To which @philm responded to disable spectre/meltdown. So if that worked for them, I would try it, it might work for you.


#5

@philm , you could have same error with spitfire laptop


#6

good morning evenings or evenings out there, greetings to all, I was reading the forum and found this yours, I did not understand well if there are problems with nvidia and kernel 4.16.0.1, but I have recently changed from 4.14 to that to prove it, my card nvidia 730 works perfect with both (version 390.42) and the dmesg does not throw errors, in fact it follows as always in 45º of temperature, I must return to 4.14?
Regarding the specter / meltdown issue mitigation, I went back to execute the spectre-meltdown-checker.sh script that was on the web and my amd keeps saying “not vulnerable”, although it may not be valid anymore.

Attentively happy day to all.

PS: Sorry for the English of Google but I do not speak it.


#7

@manjaromanyarolibre
this is specific to intel & nvidia & kernel 4.16 version


#8

I tried with several kernel options

nopti
nopti noretpoline
nopti spectre_v2=off

But nothing helped.


#9

I have this problem too, and

@mbod, is OBS xcomposite working for you?

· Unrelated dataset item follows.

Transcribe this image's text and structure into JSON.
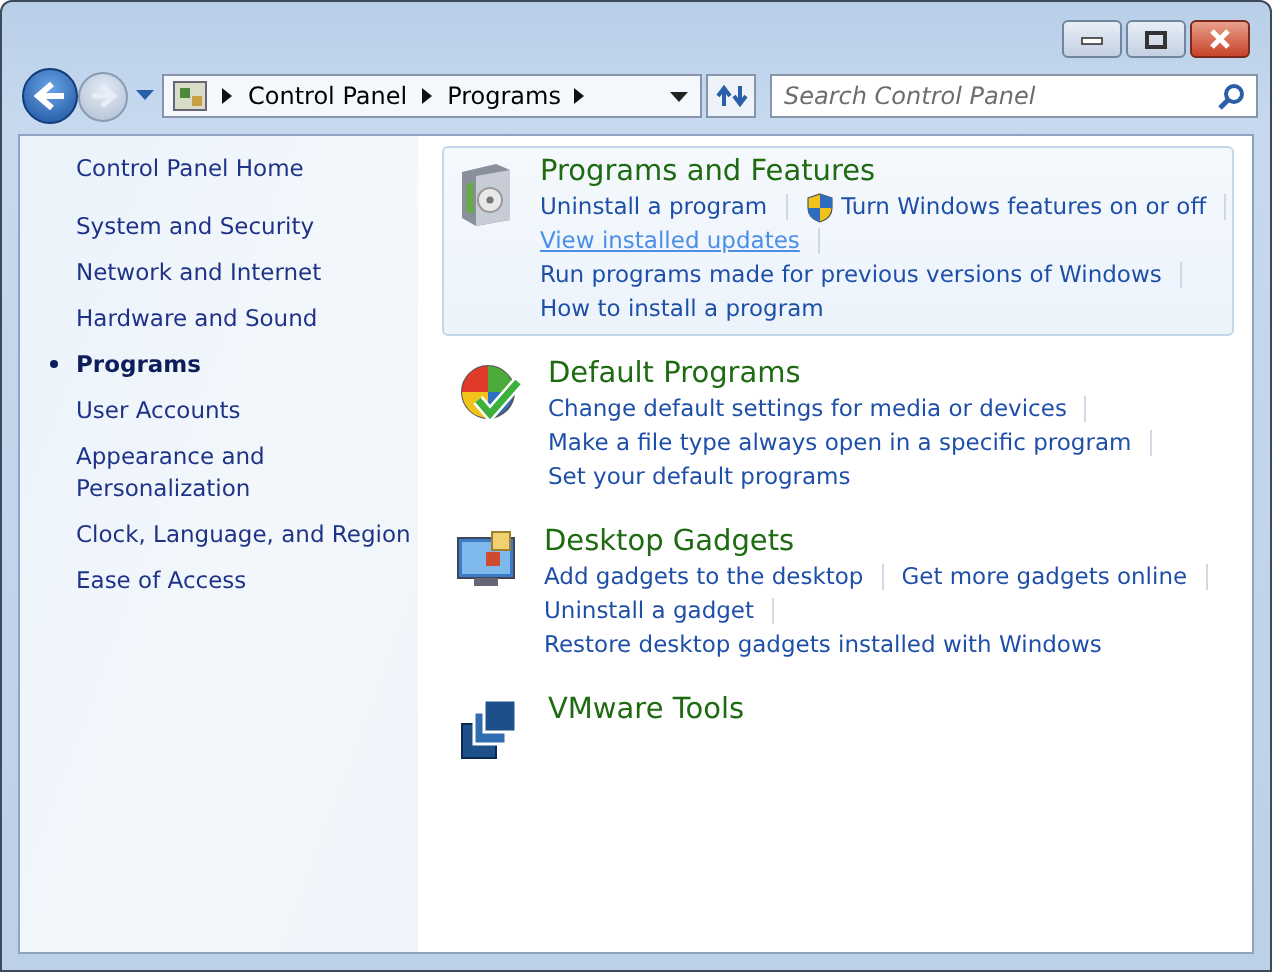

I do not know if it is related.


#10

I assume you guys use the linux416 kernel from our stable branch. This issue should be fixed already in our testing branch …


#11

I can confirm. Error not showing anymore with testing branch.


#12

This topic was automatically closed 90 days after the last reply. New replies are no longer allowed.